The two best-known manuscripts are the Livre du cueur d'amour esprit and the Théséide, both in Vienna (Österreichische Nationalbibliothek, Codex 2597, 2617), dating from 1460 to 1470, with sixteen and seven miniatures respectively. The Livre du cueur d'amour esprit was a courtly allegorical romance written (almost certainly) by René. This has spaces reserved for a further twenty-nine miniatures, and these are all completed in another manuscript by a much less brilliant artist, probably working from Barthélemy's drawings.[2] This chivalric allegorical romance comes near the end of that tradition, and only allows Barthélemy's realism and human sympathy to be engaged in places. His exceptional skill at lighting effects is fully deployed; four of the sixteen miniatures are night scenes, and others show dawn or dusk with great brilliance. The larger and more populated scenes of the French translation of Boccaccio's Il Teseida delle nozze d'Emilia, in theory about Theseus, in practice another romance, include magnificent scenes of urban life.

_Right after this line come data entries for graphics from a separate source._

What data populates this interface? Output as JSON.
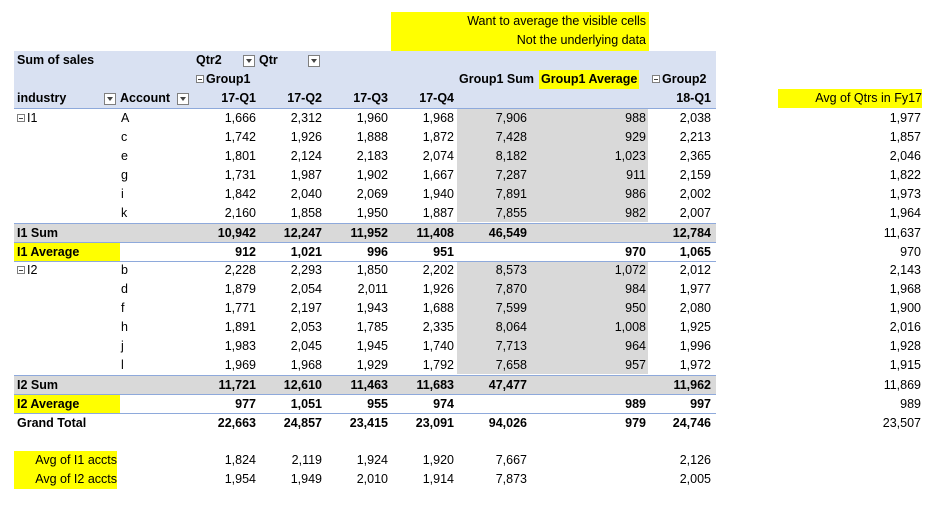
{
  "note": {
    "line1": "Want to average the visible cells",
    "line2": "Not the underlying data"
  },
  "header": {
    "sum_of_sales": "Sum of sales",
    "qtr2": "Qtr2",
    "qtr": "Qtr",
    "group1": "Group1",
    "group1_sum": "Group1 Sum",
    "group1_average": "Group1 Average",
    "group2": "Group2",
    "industry": "industry",
    "account": "Account",
    "cols": [
      "17-Q1",
      "17-Q2",
      "17-Q3",
      "17-Q4"
    ],
    "col_18q1": "18-Q1",
    "avg_fy17": "Avg of Qtrs in Fy17"
  },
  "industries": [
    {
      "name": "I1",
      "rows": [
        {
          "account": "A",
          "q": [
            "1,666",
            "2,312",
            "1,960",
            "1,968"
          ],
          "sum": "7,906",
          "avg": "988",
          "q18": "2,038",
          "fy17": "1,977"
        },
        {
          "account": "c",
          "q": [
            "1,742",
            "1,926",
            "1,888",
            "1,872"
          ],
          "sum": "7,428",
          "avg": "929",
          "q18": "2,213",
          "fy17": "1,857"
        },
        {
          "account": "e",
          "q": [
            "1,801",
            "2,124",
            "2,183",
            "2,074"
          ],
          "sum": "8,182",
          "avg": "1,023",
          "q18": "2,365",
          "fy17": "2,046"
        },
        {
          "account": "g",
          "q": [
            "1,731",
            "1,987",
            "1,902",
            "1,667"
          ],
          "sum": "7,287",
          "avg": "911",
          "q18": "2,159",
          "fy17": "1,822"
        },
        {
          "account": "i",
          "q": [
            "1,842",
            "2,040",
            "2,069",
            "1,940"
          ],
          "sum": "7,891",
          "avg": "986",
          "q18": "2,002",
          "fy17": "1,973"
        },
        {
          "account": "k",
          "q": [
            "2,160",
            "1,858",
            "1,950",
            "1,887"
          ],
          "sum": "7,855",
          "avg": "982",
          "q18": "2,007",
          "fy17": "1,964"
        }
      ],
      "sum_label": "I1 Sum",
      "sum": {
        "q": [
          "10,942",
          "12,247",
          "11,952",
          "11,408"
        ],
        "sum": "46,549",
        "avg": "",
        "q18": "12,784",
        "fy17": "11,637"
      },
      "avg_label": "I1 Average",
      "avg": {
        "q": [
          "912",
          "1,021",
          "996",
          "951"
        ],
        "sum": "",
        "avg": "970",
        "q18": "1,065",
        "fy17": "970"
      }
    },
    {
      "name": "I2",
      "rows": [
        {
          "account": "b",
          "q": [
            "2,228",
            "2,293",
            "1,850",
            "2,202"
          ],
          "sum": "8,573",
          "avg": "1,072",
          "q18": "2,012",
          "fy17": "2,143"
        },
        {
          "account": "d",
          "q": [
            "1,879",
            "2,054",
            "2,011",
            "1,926"
          ],
          "sum": "7,870",
          "avg": "984",
          "q18": "1,977",
          "fy17": "1,968"
        },
        {
          "account": "f",
          "q": [
            "1,771",
            "2,197",
            "1,943",
            "1,688"
          ],
          "sum": "7,599",
          "avg": "950",
          "q18": "2,080",
          "fy17": "1,900"
        },
        {
          "account": "h",
          "q": [
            "1,891",
            "2,053",
            "1,785",
            "2,335"
          ],
          "sum": "8,064",
          "avg": "1,008",
          "q18": "1,925",
          "fy17": "2,016"
        },
        {
          "account": "j",
          "q": [
            "1,983",
            "2,045",
            "1,945",
            "1,740"
          ],
          "sum": "7,713",
          "avg": "964",
          "q18": "1,996",
          "fy17": "1,928"
        },
        {
          "account": "l",
          "q": [
            "1,969",
            "1,968",
            "1,929",
            "1,792"
          ],
          "sum": "7,658",
          "avg": "957",
          "q18": "1,972",
          "fy17": "1,915"
        }
      ],
      "sum_label": "I2 Sum",
      "sum": {
        "q": [
          "11,721",
          "12,610",
          "11,463",
          "11,683"
        ],
        "sum": "47,477",
        "avg": "",
        "q18": "11,962",
        "fy17": "11,869"
      },
      "avg_label": "I2 Average",
      "avg": {
        "q": [
          "977",
          "1,051",
          "955",
          "974"
        ],
        "sum": "",
        "avg": "989",
        "q18": "997",
        "fy17": "989"
      }
    }
  ],
  "grand_total": {
    "label": "Grand Total",
    "q": [
      "22,663",
      "24,857",
      "23,415",
      "23,091"
    ],
    "sum": "94,026",
    "avg": "979",
    "q18": "24,746",
    "fy17": "23,507"
  },
  "extra": [
    {
      "label": "Avg of I1 accts",
      "q": [
        "1,824",
        "2,119",
        "1,924",
        "1,920"
      ],
      "sum": "7,667",
      "q18": "2,126"
    },
    {
      "label": "Avg of I2 accts",
      "q": [
        "1,954",
        "1,949",
        "2,010",
        "1,914"
      ],
      "sum": "7,873",
      "q18": "2,005"
    }
  ]
}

A slightly earlier work, again illustrating a text by René, is the King René's Tournament Book (BnF Ms Fr 2695) which is unusual in being in watercolour, rather than tempera and on paper rather than vellum.[8]
He is also believed by many art historians to be the Master of the Shadows who added to the illustration of the Très Riches Heures du Duc de Berry in the mid 15th century, long after the Limbourg brothers had produced the most famous miniatures (they and the Duke died in 1416, leaving the manuscript unfinished and unbound). By then the book may have belonged to René. The calendar scene for September, probably only partly by this master, shows the chateau at Saumur, which René owned, and where he spent much of the 1460s. He also painted the main calendar scenes for March (perhaps only in part), October and December. His spatial awareness was greater than that of the Limbourgs, and he included shadows, which are a very marked feature of the miniatures of Barthélemy. His faces, especially those of peasants, are more sharply individualised, although his figures are less elegant. Only these calendar scenes, and possibly the faces in the double-page Procession of St Gregory (Walther & Wolf, op cit), show his style; many other miniatures were added a generation later by Jean Colombe.[9]